Almost like an exponentially-discharging solar-powered current source (for a very specific wavelength of "solar").
It doesn't produce an electron, it just donates its energy to one of the electrons bound to it. This energy is then used to free the electron from its bounds and any extra energy is used to give the electron some speed. Effectively the same energy is consumed when emitting the photon or releasing the electron. If the thorium is sufficiently ionized (the more electrons you strip from an atom, the harder it gets to strip the next one), the binding energy of the electrons is so high that the energy from the nuclear excited state is not enough to free the electron and the process is completely blocked from happening.
When the atom ejects an electron, the hole left behind gets filled by an electron from a neighboring atom. Then the same thing happens to the neighbor -- and so on. This is electrical current flowing. Eventually the loop closes and some hole somewhere in the universe gets filled by the original ejected electron.
The hole in one atom can get filled by an electron from a higher orbital in a neighboring atom. In that case the energy gained will be greater than the energy lost by the original electron ejection. This is the situation where you get a photon (x-ray) with a higher energy (= shorter wavelength) than the original incident photon (ultraviolet).

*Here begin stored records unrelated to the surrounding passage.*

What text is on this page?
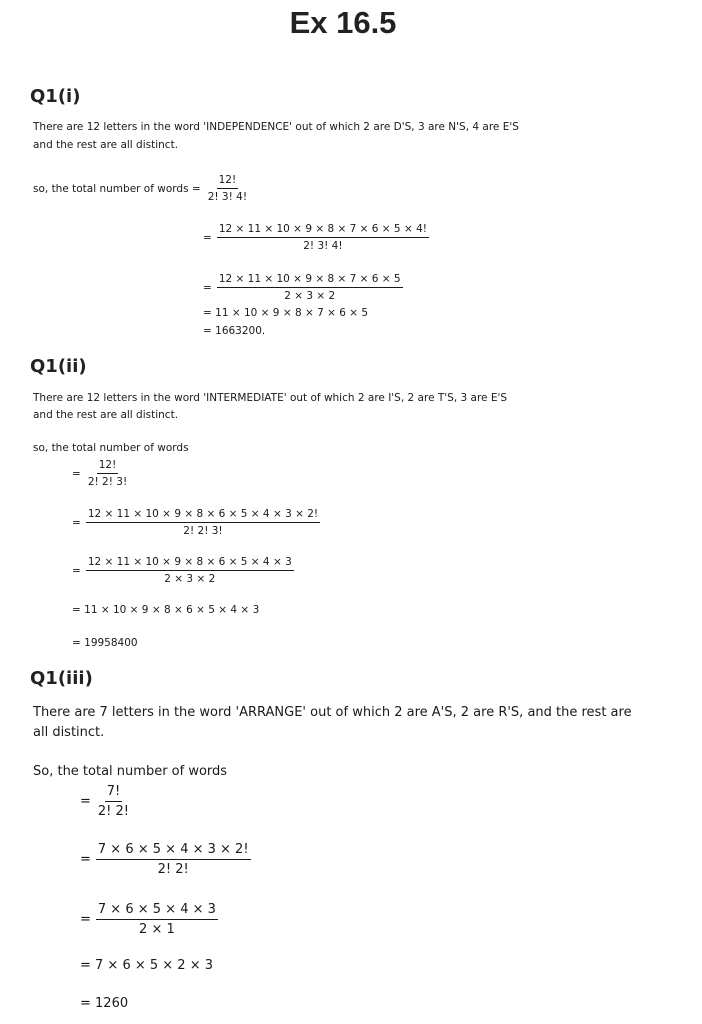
Ex 16.5
Q1(i)
There are 12 letters in the word 'INDEPENDENCE' out of which 2 are D'S, 3 are N'S, 4 are E'S
and the rest are all distinct.
so, the total number of words = $\frac{12!}{2! 3! 4!}$
= $\frac{12 \times 11 \times 10 \times 9 \times 8 \times 7 \times 6 \times 5 \times 4!}{2! 3! 4!}$
= $\frac{12 \times 11 \times 10 \times 9 \times 8 \times 7 \times 6 \times 5}{2 \times 3 \times 2}$
= 11 × 10 × 9 × 8 × 7 × 6 × 5
= 1663200.
Q1(ii)
There are 12 letters in the word 'INTERMEDIATE' out of which 2 are I'S, 2 are T'S, 3 are E'S
and the rest are all distinct.
so, the total number of words
= $\frac{12!}{2! 2! 3!}$
= $\frac{12 \times 11 \times 10 \times 9 \times 8 \times 6 \times 5 \times 4 \times 3 \times 2!}{2! 2! 3!}$
= $\frac{12 \times 11 \times 10 \times 9 \times 8 \times 6 \times 5 \times 4 \times 3}{2 \times 3 \times 2}$
= 11 × 10 × 9 × 8 × 6 × 5 × 4 × 3
= 19958400
Q1(iii)
There are 7 letters in the word 'ARRANGE' out of which 2 are A'S, 2 are R'S, and the rest are
all distinct.
So, the total number of words
= $\frac{7!}{2! 2!}$
= $\frac{7 \times 6 \times 5 \times 4 \times 3 \times 2!}{2! 2!}$
= $\frac{7 \times 6 \times 5 \times 4 \times 3}{2 \times 1}$
= 7 × 6 × 5 × 2 × 3
= 1260
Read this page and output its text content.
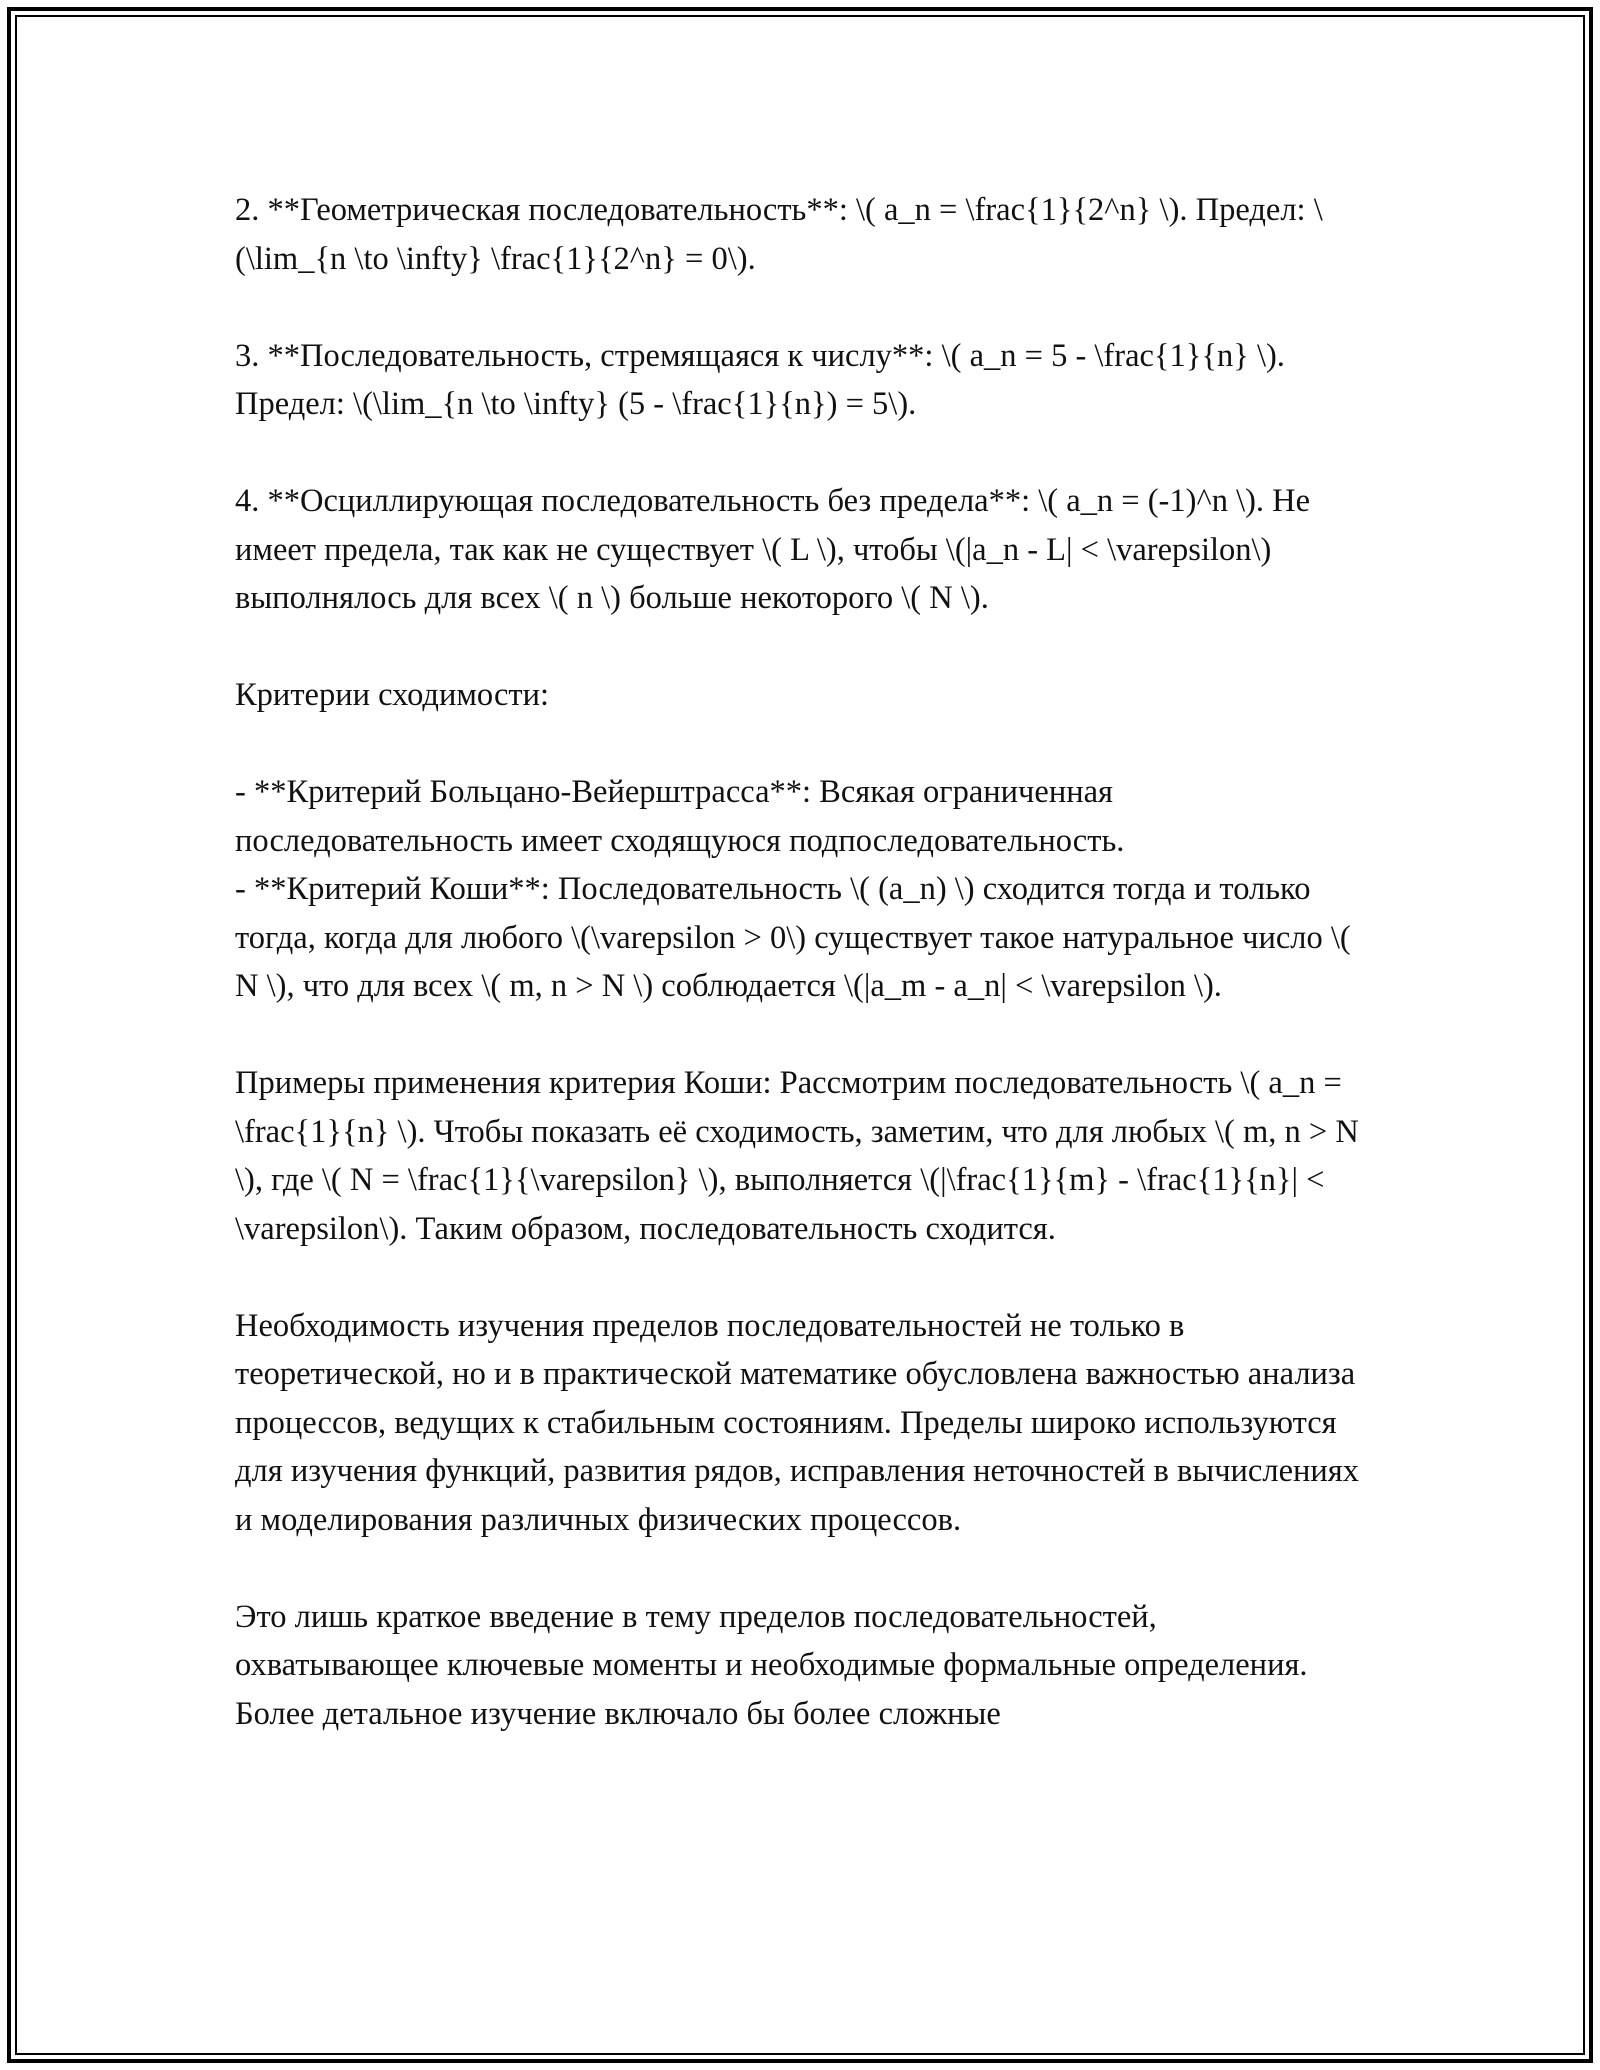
2. **Геометрическая последовательность**: \( a_n = \frac{1}{2^n} \). Предел: \(\lim_{n \to \infty} \frac{1}{2^n} = 0\).

3. **Последовательность, стремящаяся к числу**: \( a_n = 5 - \frac{1}{n} \). Предел: \(\lim_{n \to \infty} (5 - \frac{1}{n}) = 5\).

4. **Осциллирующая последовательность без предела**: \( a_n = (-1)^n \). Не имеет предела, так как не существует \( L \), чтобы \(|a_n - L| < \varepsilon\) выполнялось для всех \( n \) больше некоторого \( N \).

Критерии сходимости:

- **Критерий Больцано-Вейерштрасса**: Всякая ограниченная последовательность имеет сходящуюся подпоследовательность.

- **Критерий Коши**: Последовательность \( (a_n) \) сходится тогда и только тогда, когда для любого \(\varepsilon > 0\) существует такое натуральное число \( N \), что для всех \( m, n > N \) соблюдается \(|a_m - a_n| < \varepsilon \).

Примеры применения критерия Коши: Рассмотрим последовательность \( a_n = \frac{1}{n} \). Чтобы показать её сходимость, заметим, что для любых \( m, n > N \), где \( N = \frac{1}{\varepsilon} \), выполняется \(|\frac{1}{m} - \frac{1}{n}| < \varepsilon\). Таким образом, последовательность сходится.

Необходимость изучения пределов последовательностей не только в теоретической, но и в практической математике обусловлена важностью анализа процессов, ведущих к стабильным состояниям. Пределы широко используются для изучения функций, развития рядов, исправления неточностей в вычислениях и моделирования различных физических процессов.

Это лишь краткое введение в тему пределов последовательностей, охватывающее ключевые моменты и необходимые формальные определения. Более детальное изучение включало бы более сложные
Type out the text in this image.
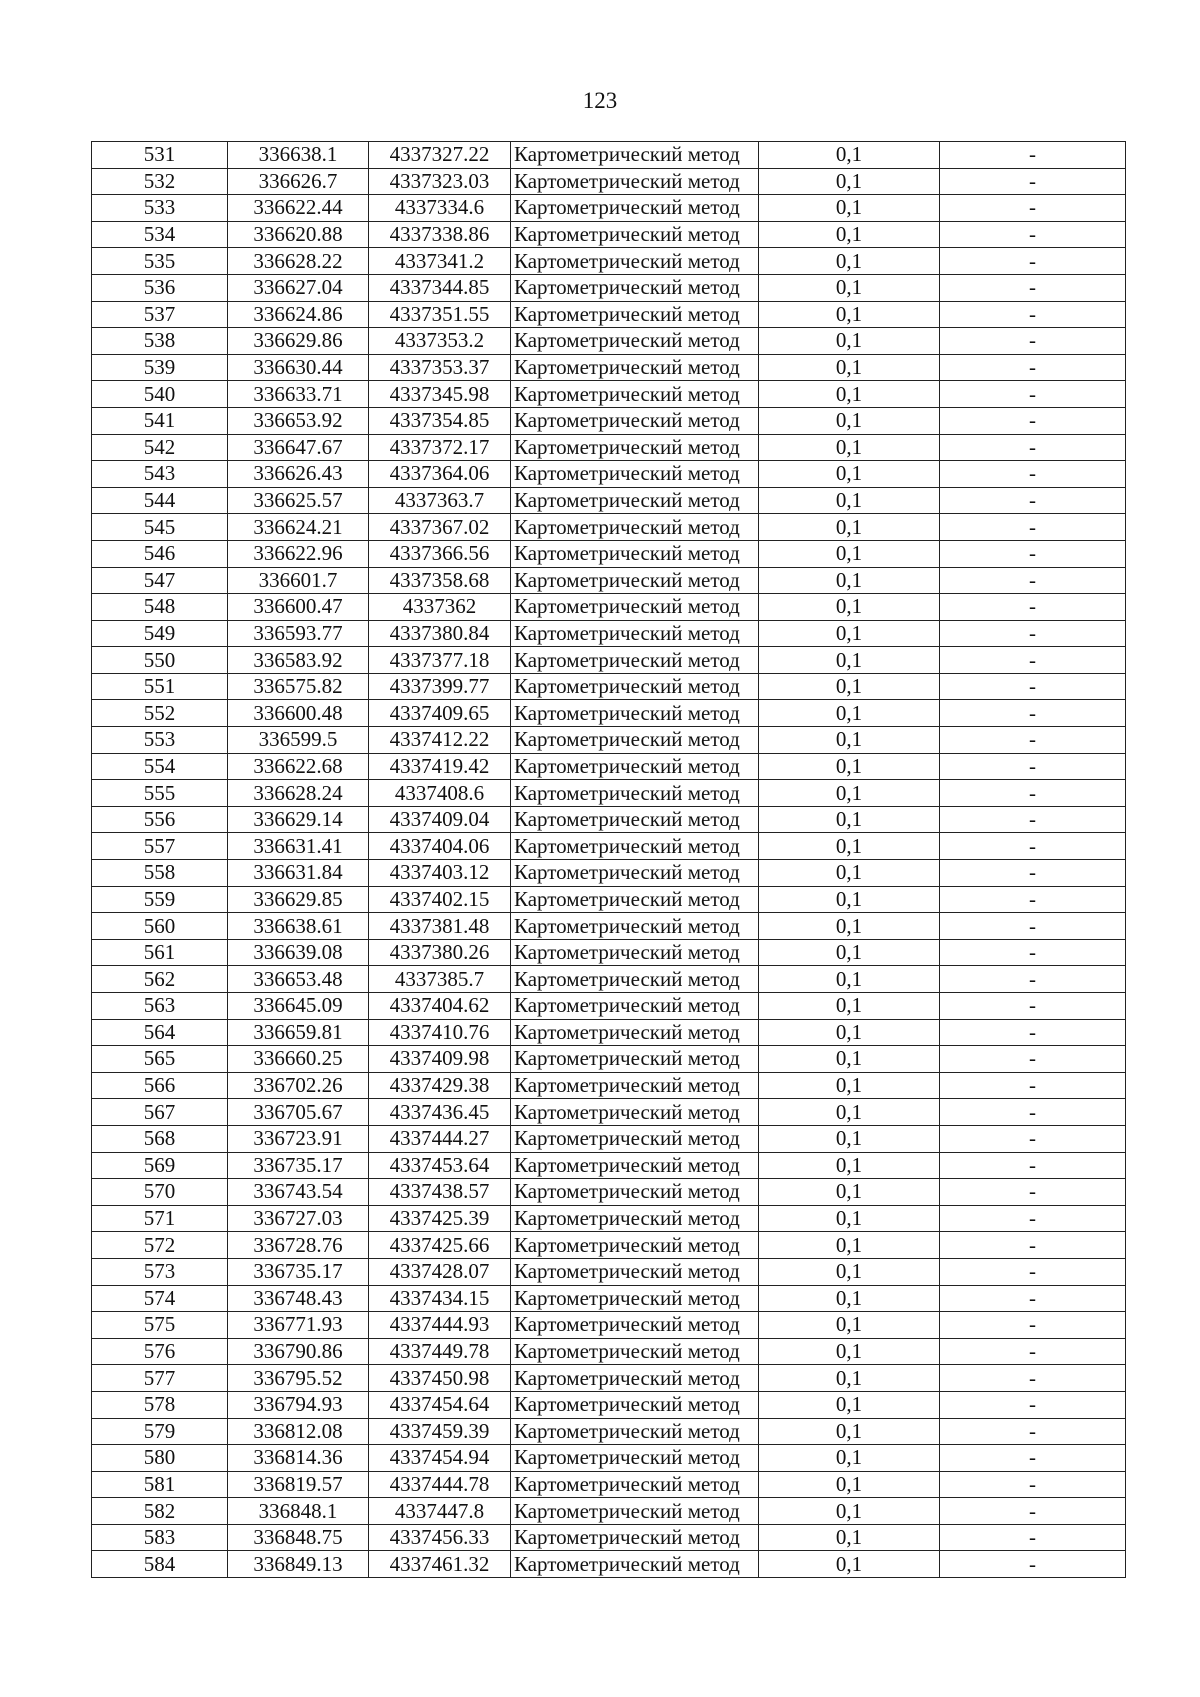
123
531	336638.1	4337327.22	Картометрический метод	0,1	-
532	336626.7	4337323.03	Картометрический метод	0,1	-
533	336622.44	4337334.6	Картометрический метод	0,1	-
534	336620.88	4337338.86	Картометрический метод	0,1	-
535	336628.22	4337341.2	Картометрический метод	0,1	-
536	336627.04	4337344.85	Картометрический метод	0,1	-
537	336624.86	4337351.55	Картометрический метод	0,1	-
538	336629.86	4337353.2	Картометрический метод	0,1	-
539	336630.44	4337353.37	Картометрический метод	0,1	-
540	336633.71	4337345.98	Картометрический метод	0,1	-
541	336653.92	4337354.85	Картометрический метод	0,1	-
542	336647.67	4337372.17	Картометрический метод	0,1	-
543	336626.43	4337364.06	Картометрический метод	0,1	-
544	336625.57	4337363.7	Картометрический метод	0,1	-
545	336624.21	4337367.02	Картометрический метод	0,1	-
546	336622.96	4337366.56	Картометрический метод	0,1	-
547	336601.7	4337358.68	Картометрический метод	0,1	-
548	336600.47	4337362	Картометрический метод	0,1	-
549	336593.77	4337380.84	Картометрический метод	0,1	-
550	336583.92	4337377.18	Картометрический метод	0,1	-
551	336575.82	4337399.77	Картометрический метод	0,1	-
552	336600.48	4337409.65	Картометрический метод	0,1	-
553	336599.5	4337412.22	Картометрический метод	0,1	-
554	336622.68	4337419.42	Картометрический метод	0,1	-
555	336628.24	4337408.6	Картометрический метод	0,1	-
556	336629.14	4337409.04	Картометрический метод	0,1	-
557	336631.41	4337404.06	Картометрический метод	0,1	-
558	336631.84	4337403.12	Картометрический метод	0,1	-
559	336629.85	4337402.15	Картометрический метод	0,1	-
560	336638.61	4337381.48	Картометрический метод	0,1	-
561	336639.08	4337380.26	Картометрический метод	0,1	-
562	336653.48	4337385.7	Картометрический метод	0,1	-
563	336645.09	4337404.62	Картометрический метод	0,1	-
564	336659.81	4337410.76	Картометрический метод	0,1	-
565	336660.25	4337409.98	Картометрический метод	0,1	-
566	336702.26	4337429.38	Картометрический метод	0,1	-
567	336705.67	4337436.45	Картометрический метод	0,1	-
568	336723.91	4337444.27	Картометрический метод	0,1	-
569	336735.17	4337453.64	Картометрический метод	0,1	-
570	336743.54	4337438.57	Картометрический метод	0,1	-
571	336727.03	4337425.39	Картометрический метод	0,1	-
572	336728.76	4337425.66	Картометрический метод	0,1	-
573	336735.17	4337428.07	Картометрический метод	0,1	-
574	336748.43	4337434.15	Картометрический метод	0,1	-
575	336771.93	4337444.93	Картометрический метод	0,1	-
576	336790.86	4337449.78	Картометрический метод	0,1	-
577	336795.52	4337450.98	Картометрический метод	0,1	-
578	336794.93	4337454.64	Картометрический метод	0,1	-
579	336812.08	4337459.39	Картометрический метод	0,1	-
580	336814.36	4337454.94	Картометрический метод	0,1	-
581	336819.57	4337444.78	Картометрический метод	0,1	-
582	336848.1	4337447.8	Картометрический метод	0,1	-
583	336848.75	4337456.33	Картометрический метод	0,1	-
584	336849.13	4337461.32	Картометрический метод	0,1	-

Of course there's no free lunch. The way this happens is that N thorium atoms eject electrons from some orbital with energy X, the electrons shuffle around, and those N holes get filled by donors from orbitals whose total energy is N*X even though some of the donors are at higher levels and some are at lower levels.
If one could make the UV source highly efficient perhaps it could be used as a battery with extremely good energy density.
Yeah I've been thinking that if we had really tiny VLSI-integrated UV lasers (which we absolutely don't, not even close) that a bunch of these 229Th atoms embedded in a silicon chip would be a device with totally fascinating properties.
We can build waveguides in silicon wafer processes pretty easily but I'm not sure we can do that at UV wavelengths. You could imagine a single, big, off-chip laser whose beam can be steered by waveguides to illuminate any of a few billion 229Th deposits. These could act like the configuration memory bits of an FPGA. They would be "almost nonvolatile" -- you'd have to refresh them every hour or so, instead of several thousand times per second (dram) or never (sram). At such a low refresh rate the steering doesn't need to be particularly fast, and having to share one laser across all the deposits would not be a problem.
Unfortunately 229Th is mildly radioactive, but so are household smoke detectors so hopefully people wouldn't freak out about this.
Apparently it is neither:
Decay of the 229Th isomeric state of the neutral thorium atom occurs predominantly by internal conversion (IC) with emission of an electron
https://www.nature.com/articles/nature17669
https://en.wikipedia.org/wiki/Internal_conversion
This is pretty weird. You shine UV light (with exactly the right wavelength) on 229Th, and it spits out electrons. But not like the photoelectric effect, where the electrons stop as soon as you turn off the light. No no. The Thorium keeps spitting out an exponentially-decaying stream of electrons for hours after you stop illuminating it.
Almost like an exponentially-discharging solar-powered current source (for a very specific wavelength of "solar").